Foundation of Bangor – Madog the Fox – The cathedral – Owen Gwynedd – Visit of Archbishop Baldwin – “Lazy-tongs” – Llanidan – Shrine of S. Nidan – Curious phenomenon of the filling stoup – Bust of Edwen – Llanfair – Owen Tudor – The fable of the Welsh pot-girl – Carnarvon – Elen the Road-maker – Maximus – Edward of Carnarvon – Hugh the Fat and Hugh the Wolf – Plas Newydd – Cromlechs – Destruction of prehistoric monuments – The cult of the dead – Llanddwyn – Story of Dwynwen – The holy well – Curious offering in the porch – Penrhyn quarries – Names of slates – Albert Davies – The Hirlas Horn – Lakes – Marchlyn

      BANGOR, pleasantly situated in a green valley, near the sea, sheltered from every rough blast, communicating with Beaumaris by a steamer, or with a ferry across the Menai Straits at Garth, backed by the glorious heathery mountains of Carnedd Dafydd, Elidyr Fawr, and Carnedd Llewelyn, with easy access by the London and North Western line on the one side with the thronged watering-places on the north coast, and with the Snowdon district on the other, serves as a convenient and cheerful centre for excursions, and is preferable on the whole to Carnarvon. Bangor was founded by S. Deiniol in the sixth century. Deiniol was grandson of Pabo Post Prydain, whose monument is at Llanbabo, in Anglesey. His father was Dunawd, prince in North Britain, who, to his lasting disgrace, instead of uniting with his fellow-Britons against the Picts, attacked the sons of Urien, king of Rheged or Moray, and met with his deserts, for the Picts drove him from his principality, and he and his sons fled helter-skelter to Wales, where he entered the ecclesiastical estate, as the secular life was closed to him, and became Abbot of Bangor on the Dee, in Flintshire.

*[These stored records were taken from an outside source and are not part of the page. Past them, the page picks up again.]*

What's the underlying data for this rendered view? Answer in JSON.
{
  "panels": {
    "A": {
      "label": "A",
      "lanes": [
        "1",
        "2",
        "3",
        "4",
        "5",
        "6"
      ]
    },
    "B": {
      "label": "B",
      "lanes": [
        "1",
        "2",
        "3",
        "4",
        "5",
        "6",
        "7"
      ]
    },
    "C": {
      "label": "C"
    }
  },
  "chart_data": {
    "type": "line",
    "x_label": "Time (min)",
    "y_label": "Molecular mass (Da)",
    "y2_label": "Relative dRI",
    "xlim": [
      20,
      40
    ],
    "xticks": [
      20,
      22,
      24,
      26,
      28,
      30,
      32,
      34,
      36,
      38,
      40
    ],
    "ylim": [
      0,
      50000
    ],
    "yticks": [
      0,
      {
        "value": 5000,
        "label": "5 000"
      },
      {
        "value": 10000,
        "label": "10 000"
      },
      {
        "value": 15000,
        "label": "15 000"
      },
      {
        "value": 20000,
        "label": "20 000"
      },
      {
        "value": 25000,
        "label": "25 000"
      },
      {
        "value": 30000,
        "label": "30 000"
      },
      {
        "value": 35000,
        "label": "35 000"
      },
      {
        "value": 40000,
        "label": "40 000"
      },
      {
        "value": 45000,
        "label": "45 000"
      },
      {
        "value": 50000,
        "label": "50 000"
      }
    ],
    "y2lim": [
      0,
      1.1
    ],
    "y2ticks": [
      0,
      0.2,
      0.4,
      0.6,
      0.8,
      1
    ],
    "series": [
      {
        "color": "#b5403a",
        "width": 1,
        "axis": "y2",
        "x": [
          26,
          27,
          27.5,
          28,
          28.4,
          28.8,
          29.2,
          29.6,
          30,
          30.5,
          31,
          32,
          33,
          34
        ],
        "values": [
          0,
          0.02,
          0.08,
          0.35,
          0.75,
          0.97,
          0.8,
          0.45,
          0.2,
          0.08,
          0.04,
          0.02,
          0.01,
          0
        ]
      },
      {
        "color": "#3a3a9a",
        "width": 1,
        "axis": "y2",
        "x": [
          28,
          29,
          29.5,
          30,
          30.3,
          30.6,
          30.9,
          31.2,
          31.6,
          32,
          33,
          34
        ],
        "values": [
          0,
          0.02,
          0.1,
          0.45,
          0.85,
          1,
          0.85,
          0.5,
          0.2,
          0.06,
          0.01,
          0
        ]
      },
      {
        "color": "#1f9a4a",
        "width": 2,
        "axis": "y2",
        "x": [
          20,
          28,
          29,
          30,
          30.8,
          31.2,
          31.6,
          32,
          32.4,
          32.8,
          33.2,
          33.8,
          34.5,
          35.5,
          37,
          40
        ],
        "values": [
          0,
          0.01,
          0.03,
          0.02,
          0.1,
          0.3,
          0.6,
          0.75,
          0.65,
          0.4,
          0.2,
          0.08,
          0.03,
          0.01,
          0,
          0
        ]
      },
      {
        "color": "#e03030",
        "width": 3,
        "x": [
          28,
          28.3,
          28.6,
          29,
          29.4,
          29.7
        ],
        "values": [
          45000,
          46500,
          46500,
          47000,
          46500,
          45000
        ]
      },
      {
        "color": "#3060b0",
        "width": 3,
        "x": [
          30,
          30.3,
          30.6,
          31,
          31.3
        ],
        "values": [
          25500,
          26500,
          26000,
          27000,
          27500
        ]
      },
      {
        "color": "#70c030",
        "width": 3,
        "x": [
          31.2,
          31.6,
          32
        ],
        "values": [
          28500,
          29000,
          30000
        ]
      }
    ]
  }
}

      Then came the massacre of the monks there by Ethelfrid in 607, and that Bangor came to an end for ever. Those who had escaped took refuge with Deiniol, who had already settled in Arfon on lands granted him by Caswallon Long-hand. Maelgwn made this new Bangor the seat of a bishop, and Deiniol was the first of the series.

      Bangor had a bishop in the eleventh century who was a great scoundrel. This was Madog Min, or the Fox. He was grandson of the king of Tegeingyl. He entered into a conspiracy with the sons of Edwyn ab Einion, and by his treachery obtained the assassination, in 1021, of Llewelyn ab Seisyll, king of Powys and Deheubarth and Gwynedd, a noble and just prince, under whose good government Wales flourished. Then Madog betrayed Gruffydd, son of Llewelyn, for three hundred head of cattle promised him for his treachery by Harold, king of the Saxons. After the deed was done, however, Harold refused to pay the price of blood, upon which Madog, execrated by his people, fled to Ireland, but the ship in which he was foundered, and of all who were in it he alone was drowned.

      The cathedral lies in a hollow, and though small, is dignified. It has been repeatedly destroyed, first by the Saxons in 1071 and then again laid in ashes by Owen Glyndwr in 1402. It remained in ruins for nearly a century. Then it was patched up, and all the new work was in the Perpendicular style. It has been restored, and a good deal has been added to bring out the earlier work, which was Early English. The Welsh seem never to have developed an independent architectural school or style of their own as have the Bretons.